7. A beacon (20a) for use in a system as claimed in claim 1 , the beacon (20a) being operable to broadcast an inaudible sonic signal within a location (10a), said signal including data for identifying the location (10a).

8. A beacon (20a) according to claim 7, wherein the inaudible sonic signal comprises an ultrasound signal.

9. A beacon (20a) according to claim 7, wherein the inaudible sonic signal comprises audio-encoded data transmitted at a frequency higher than human hearing range.

10. A beacon (20a) according to claim 7 or 9, wherein the inaudible sonic signal comprises audio-encoded data transmitted at a power level undetectable by a human ear.

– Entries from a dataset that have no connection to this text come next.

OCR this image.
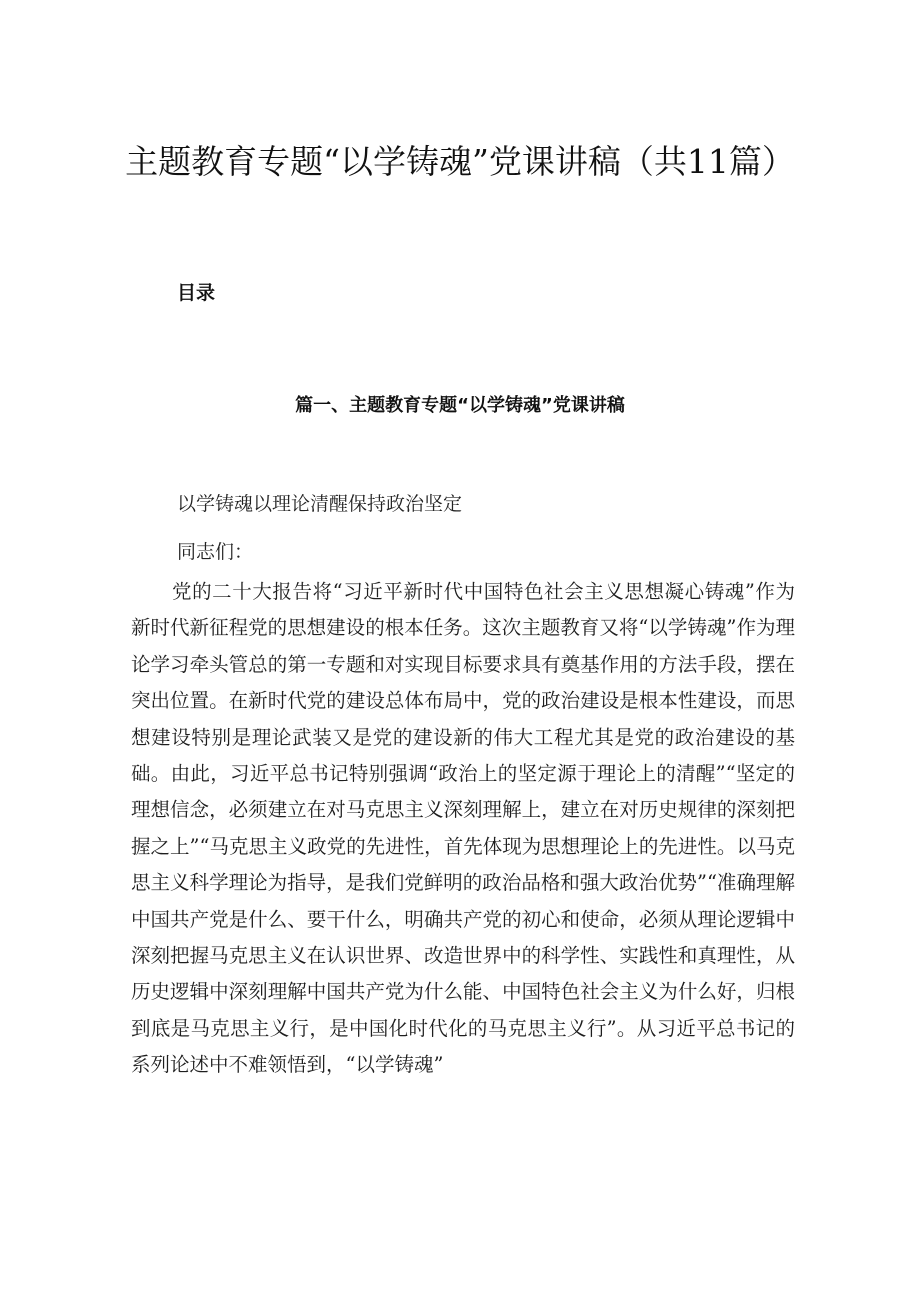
主题教育专题“以学铸魂”党课讲稿（共11篇）
目录
篇一、主题教育专题“以学铸魂”党课讲稿
以学铸魂以理论清醒保持政治坚定
同志们：

党的二十大报告将“习近平新时代中国特色社会主义思想凝心铸魂”作为新时代新征程党的思想建设的根本任务。这次主题教育又将“以学铸魂”作为理论学习牵头管总的第一专题和对实现目标要求具有奠基作用的方法手段，摆在突出位置。在新时代党的建设总体布局中，党的政治建设是根本性建设，而思想建设特别是理论武装又是党的建设新的伟大工程尤其是党的政治建设的基础。由此，习近平总书记特别强调“政治上的坚定源于理论上的清醒”“坚定的理想信念，必须建立在对马克思主义深刻理解上，建立在对历史规律的深刻把握之上”“马克思主义政党的先进性，首先体现为思想理论上的先进性。以马克思主义科学理论为指导，是我们党鲜明的政治品格和强大政治优势”“准确理解中国共产党是什么、要干什么，明确共产党的初心和使命，必须从理论逻辑中深刻把握马克思主义在认识世界、改造世界中的科学性、实践性和真理性，从历史逻辑中深刻理解中国共产党为什么能、中国特色社会主义为什么好，归根到底是马克思主义行，是中国化时代化的马克思主义行”。从习近平总书记的系列论述中不难领悟到，“以学铸魂”
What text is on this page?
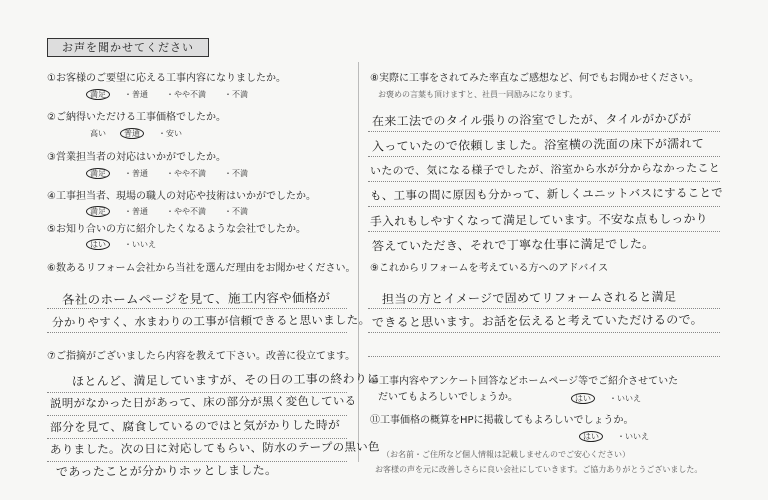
お声を聞かせてください
①お客様のご要望に応える工事内容になりましたか。
満足 ・普通 ・やや不満 ・不満
②ご納得いただける工事価格でしたか。
高い 普通 ・安い
③営業担当者の対応はいかがでしたか。
満足 ・普通 ・やや不満 ・不満
④工事担当者、現場の職人の対応や技術はいかがでしたか。
満足 ・普通 ・やや不満 ・不満
⑤お知り合いの方に紹介したくなるような会社でしたか。
はい ・いいえ
⑥数あるリフォーム会社から当社を選んだ理由をお聞かせください。
各社のホームページを見て、施工内容や価格が
分かりやすく、水まわりの工事が信頼できると思いました。
⑦ご指摘がございましたら内容を教えて下さい。改善に役立てます。
ほとんど、満足していますが、その日の工事の終わりに
説明がなかった日があって、床の部分が黒く変色している
部分を見て、腐食しているのではと気がかりした時が
ありました。次の日に対応してもらい、防水のテープの黒い色
であったことが分かりホッとしました。
⑧実際に工事をされてみた率直なご感想など、何でもお聞かせください。
お褒めの言葉も頂けますと、社員一同励みになります。
在来工法でのタイル張りの浴室でしたが、タイルがかびが
入っていたので依頼しました。浴室横の洗面の床下が濡れて
いたので、気になる様子でしたが、浴室から水が分からなかったこと
も、工事の間に原因も分かって、新しくユニットバスにすることで
手入れもしやすくなって満足しています。不安な点もしっかり
答えていただき、それで丁寧な仕事に満足でした。
⑨これからリフォームを考えている方へのアドバイス
担当の方とイメージで固めてリフォームされると満足
できると思います。お話を伝えると考えていただけるので。
⑩工事内容やアンケート回答などホームページ等でご紹介させていた
だいてもよろしいでしょうか。	はい ・いいえ
⑪工事価格の概算をHPに掲載してもよろしいでしょうか。
はい ・いいえ
（お名前・ご住所など個人情報は記載しませんのでご安心ください）
お客様の声を元に改善しさらに良い会社にしていきます。ご協力ありがとうございました。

11. A receiver (30) for use in a location determination system as claimed in claim 1 , wherein the receiver (30) is operable to receive the inaudible sonic signal when in said location (10a-10e) and determine the location (10a-10e) in dependence on the included identifying data.

12. A receiver (30) according to claim 11 , wherein the inaudible sonic signal comprises an ultrasound signal.

13. A receiver (30) according to claim 11 , wherein the inaudible sonic signal comprises audio-encoded data transmitted at a frequency higher than human hearing range.

14. A receiver (30) according to claim 1 1 or 13, wherein the inaudible sonic signal comprises audio-encoded data transmitted at a power level undetectable by a human ear.

15. A receiver (30) according to any of claims 1 1 to 14, further comprising a mobile telephone.

16. A receiver (30) according to any of claims 11 to 14, further comprising a PDA.

17. A method permitting determination of location of a receiver within a set of predetermined locations comprising: positioning a beacon within each predetermined location; and, broadcasting, from each beacon, an inaudible sonic signal within the respective predetermined location for identifying the location.